Le Chef de l’Etat l’a autorisé, au cours d’une réunion qu’il a eue avec le Premier ministre, Mohamed Saïd Fofana, le ministre de l’Administration du Territoire et de la Décentralisation, Alhassane Condé, le ministre de la Sécurité, de la Protection civile et de la réforme du secteur de sécurité, Maramany Cissé et du ministre des Droits de l’Homme et des Libertés publiques, Kalifa Gassama Diaby. Sa déclaration a été lue sur les antennes de la RTG (Radiodiffusion Télévision guinéenne) dans son journal de 20h 30.

On le sait, le 15 février, le ministre de l’Administration du Territoire, Alhassane Condé avait mis en garde l’opposition qui appelle à une de manifestation le 18 février. Il a indiqué que le gouvernement considère cette manifestation comme «une preuve éloquente de la volonté des organisateurs à créer des désordres» en Guinée pour «empêcher l’organisation des prochaines élections législatives.» Et de prendre à témoin la communauté nationale et internationale des conséquences qui marqueront la tenue de ces manifestations qui n’a de raison, selon lui, que de «défier l’Etat» guinéen. Il a été suivi par les maires de Kaloum, Matam et Matoto, que traverse la marche de l’opposition. Les maires avaient interdit toute manifestation dans leurs zones. Arguant que «le 18 février 2013, jour prévu pour ladite marche, coïncide avec le septième jour de la disparition de nos braves soldats et aussi au cinquième jour du carême chrétien. Cette période de pénitence doit être observée dans la quiétude, la solidarité nationale et le respect de la pratique religieuse par les communautés. En plus, le délai de trois jours francs indiqués par l’article 107 du Code pénal n’a pas été respecté par les organisateurs qui ont déposé leur déclaration le 14 février 2013. »

Certains obervateurs pensent que le Président guinéen voudrait en finir avec les critiques sur les répressions des manifestations depuis qu’il est au pouvoir, il y a un peu plus de deux ans. Selon le communiqué de la Présidence de la République, à ce sujet: «Le Président de la République réaffirme son attachement au respect des Droits et Libertés constitutionnelles. Notamment les libertés de manifestation, de cortège, réunions et de défilés sur la voie publique dans le strict respect de nos lois et règlements. Par conséquent, la manifestation programmée pour le 18 février par l’ADP et le Collectif n’est pas interdite. Le Gouvernement invite les organisateurs à prendre contact avec le ministre de l’Administration du Territoire et celui de la sécurité pour garantir un déroulement pacifique de la manifestation.»

Le Président vient d’affliger un désaveu cinglant à son Ministre. Dr. Alhassane Condé va-t-il rendre le tablier? Son autorité vient de prendre un coup.

En tous cas, cette décision du Président décrispe l’atmosphère déjà délétère.

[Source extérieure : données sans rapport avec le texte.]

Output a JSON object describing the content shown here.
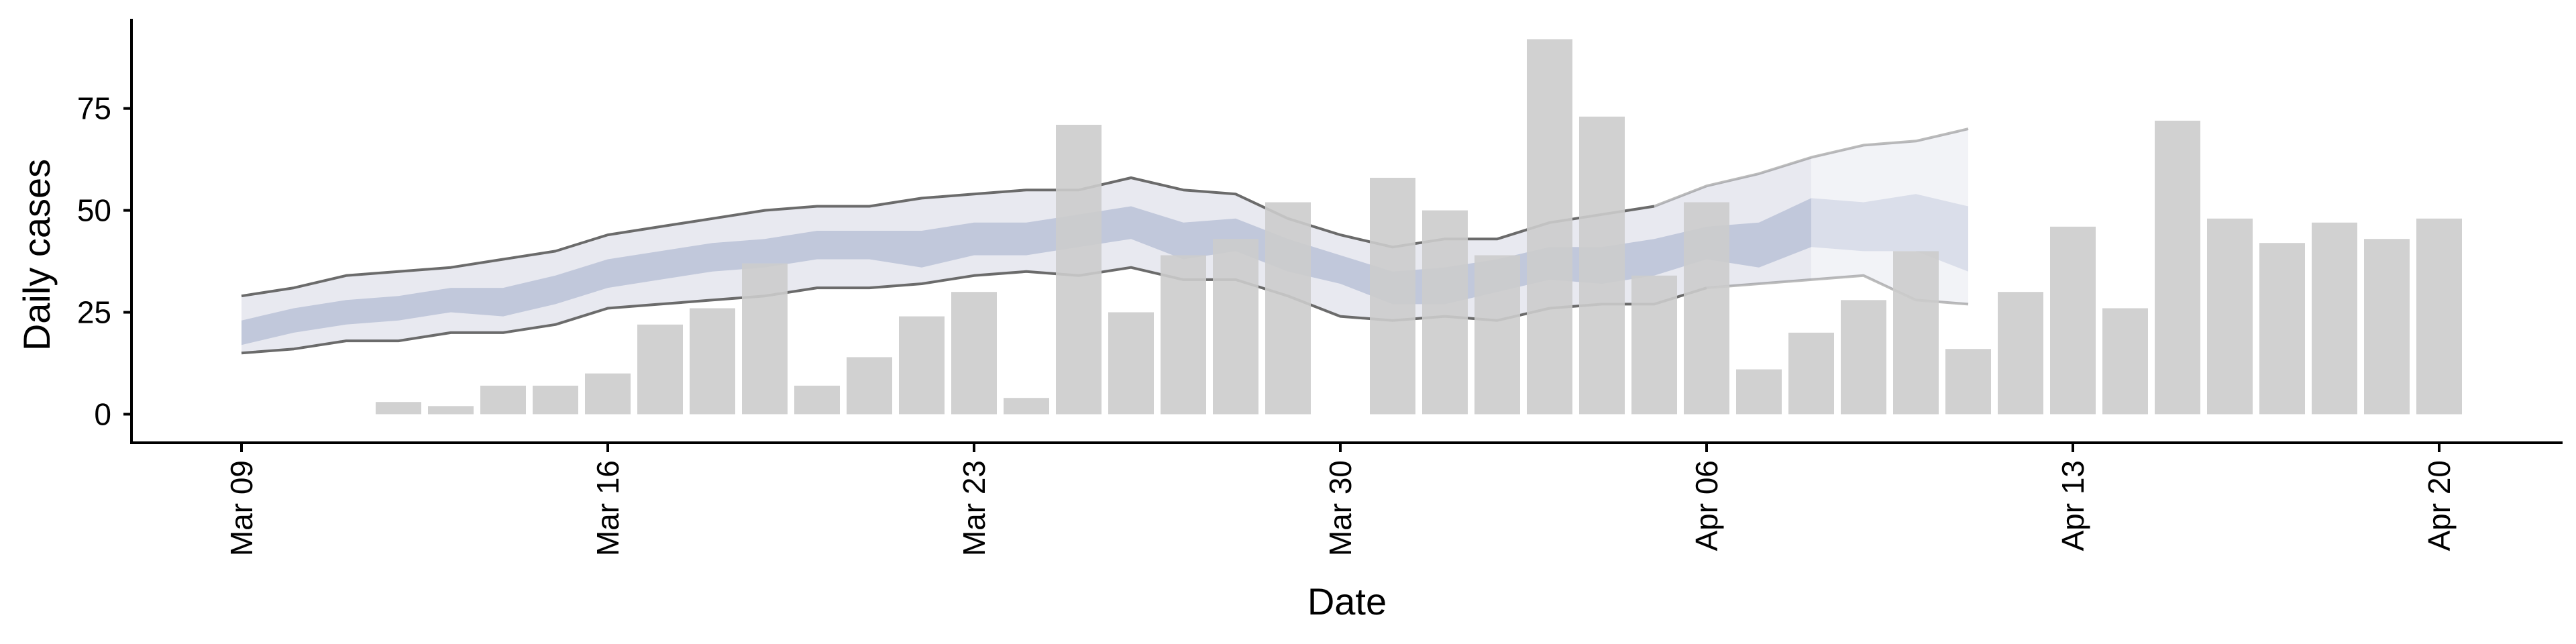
{
  "chart_data": {
    "type": "bar",
    "title": "",
    "xlabel": "Date",
    "ylabel": "Daily cases",
    "ylim": [
      -7,
      97
    ],
    "y_ticks": [
      0,
      25,
      50,
      75
    ],
    "x_axis_start_date": "2020-03-06",
    "x_ticks": [
      {
        "date": "2020-03-09",
        "label": "Mar 09"
      },
      {
        "date": "2020-03-16",
        "label": "Mar 16"
      },
      {
        "date": "2020-03-23",
        "label": "Mar 23"
      },
      {
        "date": "2020-03-30",
        "label": "Mar 30"
      },
      {
        "date": "2020-04-06",
        "label": "Apr 06"
      },
      {
        "date": "2020-04-13",
        "label": "Apr 13"
      },
      {
        "date": "2020-04-20",
        "label": "Apr 20"
      }
    ],
    "grid": false,
    "legend": "none",
    "colors": {
      "bars": "#cccccc",
      "inner_band": "#b7bfd6",
      "outer_band": "#e8e9f0",
      "band_lines": "#6b6b6b",
      "axis": "#000000"
    },
    "series": [
      {
        "type": "bar",
        "dates": [
          "2020-03-09",
          "2020-03-10",
          "2020-03-11",
          "2020-03-12",
          "2020-03-13",
          "2020-03-14",
          "2020-03-15",
          "2020-03-16",
          "2020-03-17",
          "2020-03-18",
          "2020-03-19",
          "2020-03-20",
          "2020-03-21",
          "2020-03-22",
          "2020-03-23",
          "2020-03-24",
          "2020-03-25",
          "2020-03-26",
          "2020-03-27",
          "2020-03-28",
          "2020-03-29",
          "2020-03-30",
          "2020-03-31",
          "2020-04-01",
          "2020-04-02",
          "2020-04-03",
          "2020-04-04",
          "2020-04-05",
          "2020-04-06",
          "2020-04-07",
          "2020-04-08",
          "2020-04-09",
          "2020-04-10",
          "2020-04-11",
          "2020-04-12",
          "2020-04-13",
          "2020-04-14",
          "2020-04-15",
          "2020-04-16",
          "2020-04-17",
          "2020-04-18",
          "2020-04-19",
          "2020-04-20"
        ],
        "values": [
          0,
          0,
          0,
          3,
          2,
          7,
          7,
          10,
          22,
          26,
          37,
          7,
          14,
          24,
          30,
          4,
          71,
          25,
          39,
          43,
          52,
          0,
          58,
          50,
          39,
          92,
          73,
          34,
          52,
          11,
          20,
          28,
          40,
          16,
          30,
          46,
          26,
          72,
          48,
          42,
          47,
          43,
          48
        ]
      },
      {
        "type": "band",
        "dates": [
          "2020-03-09",
          "2020-03-10",
          "2020-03-11",
          "2020-03-12",
          "2020-03-13",
          "2020-03-14",
          "2020-03-15",
          "2020-03-16",
          "2020-03-17",
          "2020-03-18",
          "2020-03-19",
          "2020-03-20",
          "2020-03-21",
          "2020-03-22",
          "2020-03-23",
          "2020-03-24",
          "2020-03-25",
          "2020-03-26",
          "2020-03-27",
          "2020-03-28",
          "2020-03-29",
          "2020-03-30",
          "2020-03-31",
          "2020-04-01",
          "2020-04-02",
          "2020-04-03",
          "2020-04-04",
          "2020-04-05",
          "2020-04-06",
          "2020-04-07",
          "2020-04-08",
          "2020-04-09",
          "2020-04-10",
          "2020-04-11"
        ],
        "outer_upper": [
          29,
          31,
          34,
          35,
          36,
          38,
          40,
          44,
          46,
          48,
          50,
          51,
          51,
          53,
          54,
          55,
          55,
          58,
          55,
          54,
          48,
          44,
          41,
          43,
          43,
          47,
          49,
          51,
          56,
          59,
          63,
          66,
          67,
          70
        ],
        "outer_lower": [
          15,
          16,
          18,
          18,
          20,
          20,
          22,
          26,
          27,
          28,
          29,
          31,
          31,
          32,
          34,
          35,
          34,
          36,
          33,
          33,
          29,
          24,
          23,
          24,
          23,
          26,
          27,
          27,
          31,
          32,
          33,
          34,
          28,
          27
        ],
        "inner_upper": [
          23,
          26,
          28,
          29,
          31,
          31,
          34,
          38,
          40,
          42,
          43,
          45,
          45,
          45,
          47,
          47,
          49,
          51,
          47,
          48,
          43,
          39,
          35,
          36,
          38,
          41,
          41,
          43,
          46,
          47,
          53,
          52,
          54,
          51
        ],
        "inner_lower": [
          17,
          20,
          22,
          23,
          25,
          24,
          27,
          31,
          33,
          35,
          36,
          38,
          38,
          36,
          39,
          39,
          41,
          43,
          38,
          40,
          35,
          32,
          27,
          27,
          30,
          33,
          32,
          34,
          38,
          36,
          41,
          40,
          40,
          35
        ]
      }
    ]
  }
}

Dans une déclaration conjointe signée ce 16 février, l’opposition plurielle insistait que «la marche du 18 février reste maintenue sur l’itinéraire prévu allant de l’aéroport de Conakry-Gbessia à l’esplanade du Palais du Peuple et sur toute l’étendue du territoire national. La journée ville morte du 19 février 2013 est également confirmée».

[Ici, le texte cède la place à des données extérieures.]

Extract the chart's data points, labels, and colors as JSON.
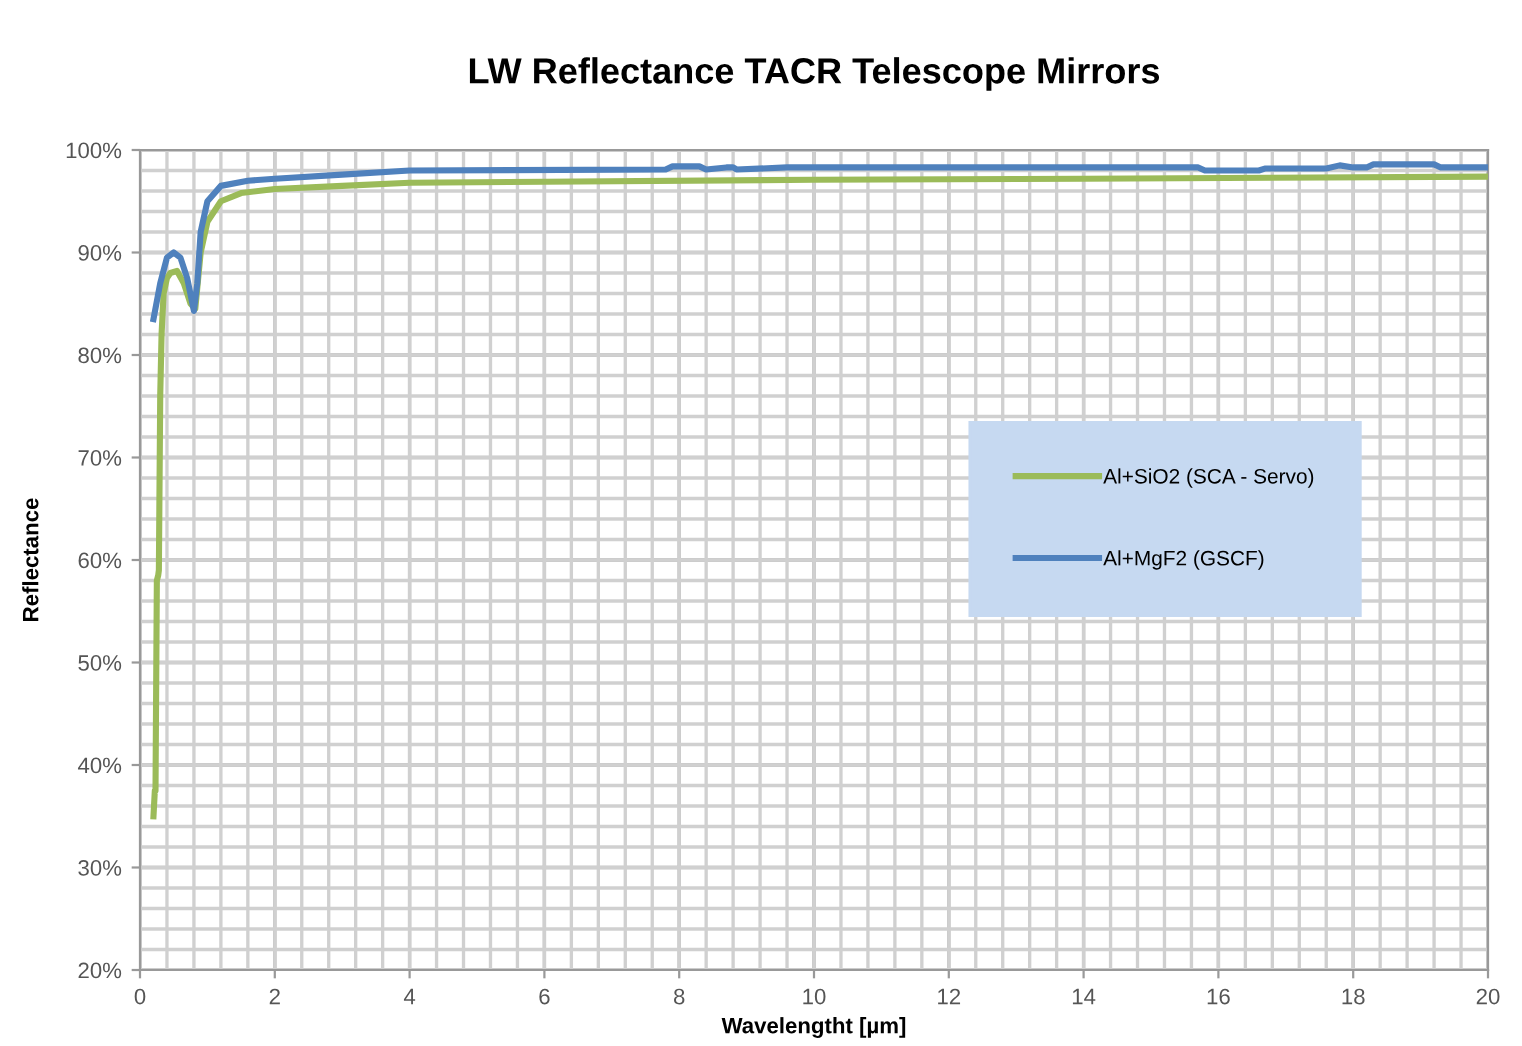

Pour elle, «les motifs allégués par le Ministre de l’Administration du Territoire et de la Décentralisation pour interdire ces manifestations sont illégaux et ne peuvent en aucun cas être retenus ».
D’autre part, l’ADP, le Collectif et le CDR ont invité «les Forces de l’ordre à faire preuve d’esprit républicain en se conformant aux dispositions de notre constitution qui stipule en son article 6 que nul ne peut se prévaloir d’un ordre reçu pour justifier une violation quelconque des droits humains».